Weeks later, the city was taking shape. Barracks were complete, walls were rising, and the forges were in full production. Celer, his face perpetually smudged with soot, his eyes bright with a creator's fire, summoned Alex to one of the new, massive armory workshops.
"It is ready, Caesar," he said, his voice filled with a craftsman's pride. He gestured to a long line of newly assembled weapons, each one resting on a wooden rack, gleaming with the dark, deadly sheen of fresh oil and Ignis Steel.
It was a Romanized, perfected version of the repeating crossbow, the polybolos. The original Greek and later Roman versions of the weapon had always been a novelty, too complex, too heavy, and too prone to breaking down to be of any real use in the field. But Celer, using his newfound mastery of geared mechanisms from the wagon project, and using the superior strength and precision-machining possibilities of Ignis Steel for the delicate internal components, had reinvented it.
The weapon he had created was a masterpiece of lethal engineering. It was still heavy, designed to be fired from a defensive position, but it could be operated by a single, well-trained soldier. A flat, ten-bolt magazine was inserted into the top. A hand-crank on the side drew back the powerful steel bowstring, dropped a bolt into the firing groove, and released the trigger in a single, fluid, circular motion.

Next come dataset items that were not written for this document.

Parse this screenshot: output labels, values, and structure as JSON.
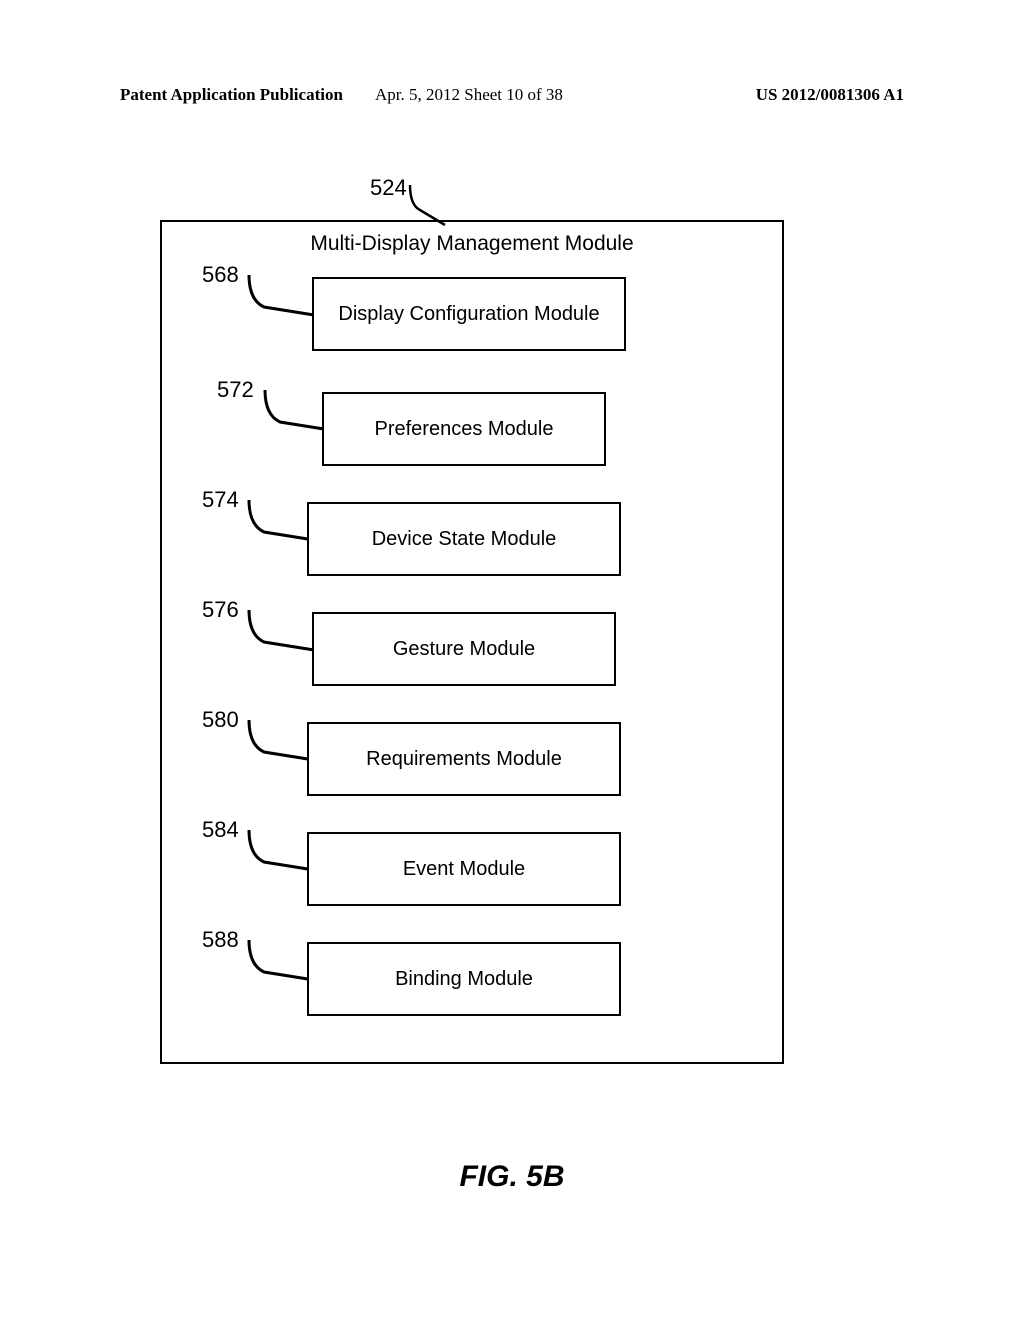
{
  "header": {
    "left": "Patent Application Publication",
    "mid": "Apr. 5, 2012   Sheet 10 of 38",
    "right": "US 2012/0081306 A1"
  },
  "diagram": {
    "title": "Multi-Display Management Module",
    "titleRef": "524",
    "modules": [
      {
        "ref": "568",
        "label": "Display Configuration Module"
      },
      {
        "ref": "572",
        "label": "Preferences Module"
      },
      {
        "ref": "574",
        "label": "Device State Module"
      },
      {
        "ref": "576",
        "label": "Gesture Module"
      },
      {
        "ref": "580",
        "label": "Requirements Module"
      },
      {
        "ref": "584",
        "label": "Event Module"
      },
      {
        "ref": "588",
        "label": "Binding Module"
      }
    ]
  },
  "figureCaption": "FIG. 5B"
}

Celer gestured to a series of targets—man-shaped straw dummies with Parthian-style leather armor—set up at the far end of the workshop. "Demonstrate," he commanded a waiting legionary.
The soldier, a brawny man from the Artisan Legion, hefted the weapon and rested it on a wooden stand. He began to turn the crank. There was a smooth, satisfying sound of gears clicking, of steel sliding on oiled wood. Then, a sharp thwack. A heavy iron bolt shot across the workshop and slammed into the chest of the first target with a force that would have punched through any shield. The soldier did not stop. He kept turning the crank. Thwack. Thwack. Thwack. In less than thirty seconds, all ten bolts had been fired, each one striking a target with lethal accuracy up to a hundred yards.
Alex stared at the row of newly forged repeating crossbows, at the ten targets bristling with iron bolts. He had just witnessed the creation of the ancient world's equivalent of the machine gun. He now possessed the weapon that could break a cavalry charge. The weapon that could mow down a horde. The Forge of Vulcania had delivered its firstborn, and it was a creature of beautiful, terrible, and absolute death.